Friday, 16 September 2016

Stinkpipe Days

Reading this interesting piece on London's lost rivers (which has been shared on The Dabbler), I was intrigued to come across the phrase 'Victorian stink pipes'. It took me back (like a rather less fragrant madeleine dunked in linden tea) to the autumn of 1959, when I arrived from Ealing, the alleged 'queen of suburbs', at my new home in the Surrey suburban demiparadise of Carshalton. Here was a streetscape - and water-woven parkscape - notably unlike what I had been used to, and it had its mystifying features.

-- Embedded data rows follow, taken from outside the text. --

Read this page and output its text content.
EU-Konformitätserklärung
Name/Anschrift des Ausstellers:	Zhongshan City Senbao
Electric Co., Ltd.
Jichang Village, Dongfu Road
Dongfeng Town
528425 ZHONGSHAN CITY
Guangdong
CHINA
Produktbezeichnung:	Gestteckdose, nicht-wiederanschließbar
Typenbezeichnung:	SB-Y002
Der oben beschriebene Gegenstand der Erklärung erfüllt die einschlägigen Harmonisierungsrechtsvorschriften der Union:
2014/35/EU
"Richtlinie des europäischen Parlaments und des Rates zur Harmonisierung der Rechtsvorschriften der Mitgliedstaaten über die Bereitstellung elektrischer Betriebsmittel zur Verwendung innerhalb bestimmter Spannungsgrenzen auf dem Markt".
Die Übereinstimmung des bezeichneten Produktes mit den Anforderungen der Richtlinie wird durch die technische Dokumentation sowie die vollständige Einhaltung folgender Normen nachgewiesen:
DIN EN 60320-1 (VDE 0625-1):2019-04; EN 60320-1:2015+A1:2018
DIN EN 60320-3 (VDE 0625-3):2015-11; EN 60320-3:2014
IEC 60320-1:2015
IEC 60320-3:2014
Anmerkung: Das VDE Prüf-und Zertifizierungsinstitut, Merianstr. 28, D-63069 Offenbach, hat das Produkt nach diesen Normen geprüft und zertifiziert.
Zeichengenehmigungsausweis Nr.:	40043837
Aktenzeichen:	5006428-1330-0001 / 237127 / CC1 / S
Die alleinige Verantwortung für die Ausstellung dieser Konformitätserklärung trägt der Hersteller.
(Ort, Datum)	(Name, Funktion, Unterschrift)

 Among these were the tall, green-painted cast-iron columns that decorated so many streets. A number of these had ornate crowns, some with wind vanes, some with three or four trumpet-shaped openings. What on earth were they, and what were they for? None of my schoolfriends seemed to know, but there was a quite plausible theory that during the war they had housed air-raid sirens.  Gradually I began to realise that they must in fact be some kind of ventilation system, presumably for sewers or underground rivers - but by then they were mysteriously disappearing anyway (I never saw one being taken down). Now I know just what they are/were - 'stinkpipes', aka 'stenchpipes', both good no-nonsense names which we schoolboys would have relished had we known them. They are so popular there is even a blog devoted to the stinkpipes of London.
 Pictured above is a surviving ornate stinkpipe just down the road from where I live.